I like natural blonde hair and blue eyes. I enjoy spotting people with these features and I like their company because I find them particularly beautiful. However, this does not prevent me from practising racial purity. To the contrary, I recognise that for these people to continue exist, it is best to leave their gene pool undisturbed. It is like walking in nature and you find some beautiful sceneries. Out of respect for nature, you will not disturb those sceneries. As a traditional Chinese person, I have an altruistic personality and I take responsibility for my actions. I want to keep things as they are so that other people can enjoy the same things I enjoy observing. The fact I like Whites does not mean at all that I want to mix with them. It actually makes my desire stronger not to do so at all. I reject race-mixing on principle, because it is bad for the people that I care about. You wish no harm to whatever you love.

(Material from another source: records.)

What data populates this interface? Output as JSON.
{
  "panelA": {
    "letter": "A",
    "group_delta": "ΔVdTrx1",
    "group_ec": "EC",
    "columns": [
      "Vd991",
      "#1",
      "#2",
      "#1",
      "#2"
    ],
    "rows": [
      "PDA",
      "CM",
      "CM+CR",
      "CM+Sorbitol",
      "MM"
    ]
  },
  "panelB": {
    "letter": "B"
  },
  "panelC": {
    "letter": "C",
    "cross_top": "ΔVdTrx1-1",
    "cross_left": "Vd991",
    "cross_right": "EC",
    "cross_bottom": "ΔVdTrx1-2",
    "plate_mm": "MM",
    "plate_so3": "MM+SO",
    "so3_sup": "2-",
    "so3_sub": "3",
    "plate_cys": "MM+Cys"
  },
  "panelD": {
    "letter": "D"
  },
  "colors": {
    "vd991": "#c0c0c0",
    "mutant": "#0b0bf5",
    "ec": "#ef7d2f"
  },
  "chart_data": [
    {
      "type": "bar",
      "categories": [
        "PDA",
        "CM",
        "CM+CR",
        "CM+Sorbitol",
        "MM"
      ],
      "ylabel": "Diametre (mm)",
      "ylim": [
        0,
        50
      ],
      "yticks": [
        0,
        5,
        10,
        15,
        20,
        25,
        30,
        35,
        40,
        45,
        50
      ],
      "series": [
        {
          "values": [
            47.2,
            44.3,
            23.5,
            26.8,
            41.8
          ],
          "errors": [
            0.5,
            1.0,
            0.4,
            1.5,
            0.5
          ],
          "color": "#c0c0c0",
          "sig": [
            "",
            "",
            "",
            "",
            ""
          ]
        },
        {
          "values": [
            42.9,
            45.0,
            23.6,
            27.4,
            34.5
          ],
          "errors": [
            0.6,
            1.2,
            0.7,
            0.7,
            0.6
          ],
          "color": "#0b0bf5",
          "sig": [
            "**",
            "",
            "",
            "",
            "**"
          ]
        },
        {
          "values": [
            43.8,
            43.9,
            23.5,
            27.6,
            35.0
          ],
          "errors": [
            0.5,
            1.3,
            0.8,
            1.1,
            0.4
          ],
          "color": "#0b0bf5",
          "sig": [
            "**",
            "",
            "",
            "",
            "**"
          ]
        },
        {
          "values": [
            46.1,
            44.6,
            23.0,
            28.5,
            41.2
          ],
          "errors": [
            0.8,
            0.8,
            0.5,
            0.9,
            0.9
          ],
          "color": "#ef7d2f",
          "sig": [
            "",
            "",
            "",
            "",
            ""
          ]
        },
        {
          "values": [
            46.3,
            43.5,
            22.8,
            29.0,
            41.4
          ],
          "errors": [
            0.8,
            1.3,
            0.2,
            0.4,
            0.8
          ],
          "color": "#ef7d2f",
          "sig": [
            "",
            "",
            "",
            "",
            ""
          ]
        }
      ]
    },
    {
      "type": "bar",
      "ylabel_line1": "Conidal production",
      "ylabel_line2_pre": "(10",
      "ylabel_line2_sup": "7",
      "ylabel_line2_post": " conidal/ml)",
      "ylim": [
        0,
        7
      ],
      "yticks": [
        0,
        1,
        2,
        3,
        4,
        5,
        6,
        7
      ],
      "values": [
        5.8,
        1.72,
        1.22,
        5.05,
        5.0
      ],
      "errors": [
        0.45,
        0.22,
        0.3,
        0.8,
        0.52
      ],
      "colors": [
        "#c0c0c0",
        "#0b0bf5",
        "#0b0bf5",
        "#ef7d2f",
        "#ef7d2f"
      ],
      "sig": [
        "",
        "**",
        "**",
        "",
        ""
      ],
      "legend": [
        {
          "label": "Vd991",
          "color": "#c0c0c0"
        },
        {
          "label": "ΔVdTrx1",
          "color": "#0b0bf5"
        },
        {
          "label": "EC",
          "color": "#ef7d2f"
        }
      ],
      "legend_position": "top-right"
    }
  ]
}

I love nature, for instance. I enjoy walking in forests. I am fascinated with the diversity of plants and trees. I feel alive when I can breathe in the fresh air of the forest after rainfall. Destroying some plants or trees would be totally out of character for me. From the perspective of my love it would make no sense if I did. I deeply respect nature and I feel that it is sacred. Therefore, I will never do harm to it. I have the same attitude towards Whites. Profound empathy is a way of life for me. I feel that it has value for humanity to preserve the racial purity of Whites. I am merely trying to understand the intricate link between the needs of Whites in particular and humanity in general.

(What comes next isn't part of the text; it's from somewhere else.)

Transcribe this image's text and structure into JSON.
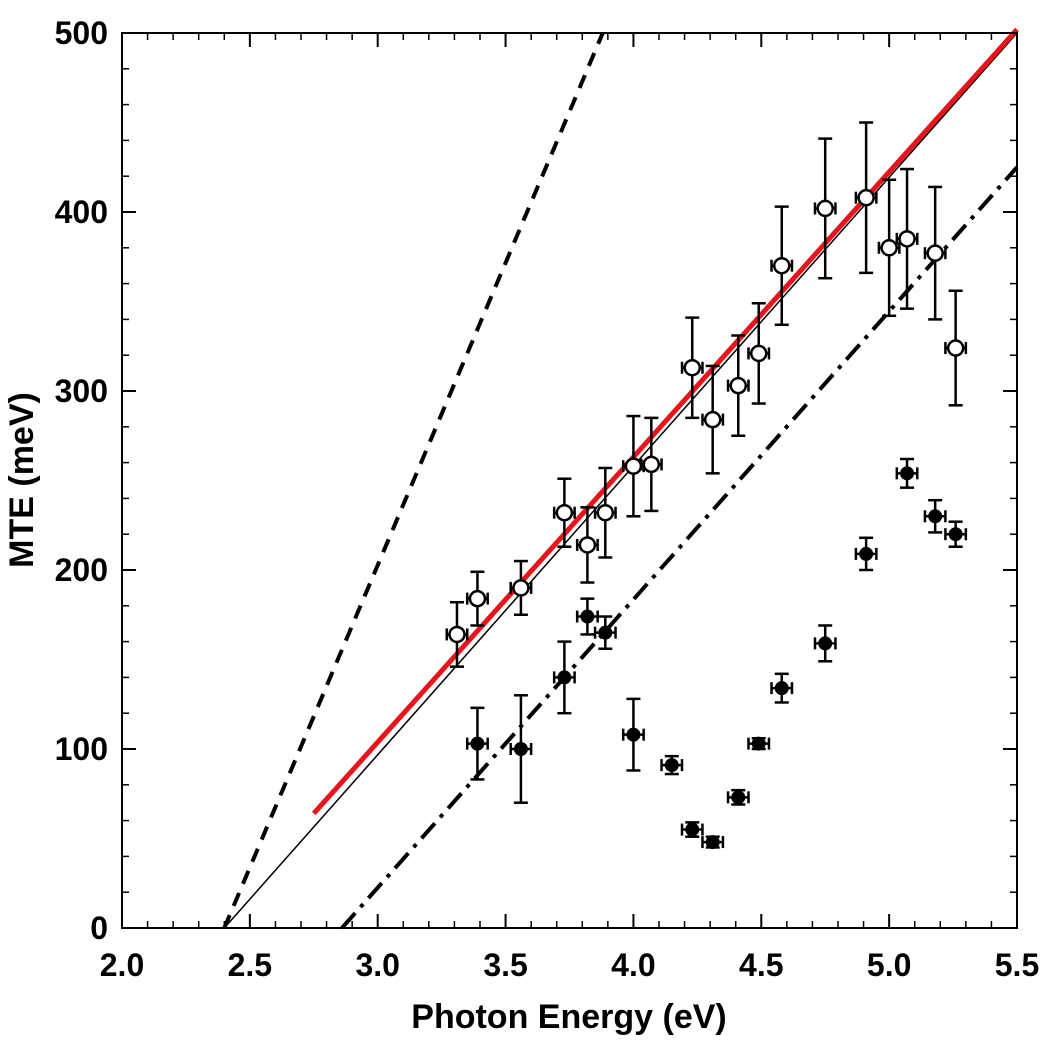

I am proud of my Chinese heritage, and it would hurt my pride to race-mix because that would make me feel like a guilty sinner towards all of my pure Chinese ancestors. I would hate myself so much if I did that. I understand that it would cause me chronic acute pain. I feel that listening to my heart is the right thing to do. My heart says that race-mixing would always cause me to feel like I committed a mortal sin against my Chinese parents, relatives and ancestors. At the same time, I also know that race-mixing causes pain to White people. Race-mixing creates an uneasy situation. I do not want to get myself into trouble. It is nice to observe and interact with Whites, but race-mixing is an entirely different matter.
Love, respect and empathy are regenerative forces for me. They preserve life. I care about human traditional diversity, I care that Whites and Asians continue to exist. Political movements that are trying to destroy racial diversity are extremely frightening and shocking to me. I feel that I have ties with the history of humanity. I am a pure Chinese female myself, I feel connected with my ancestry, and I find Whites good, kind and beautiful people. I accept and support racial purity for Whites and Asians. My heart and conscience tell me that this is the moral thing to do.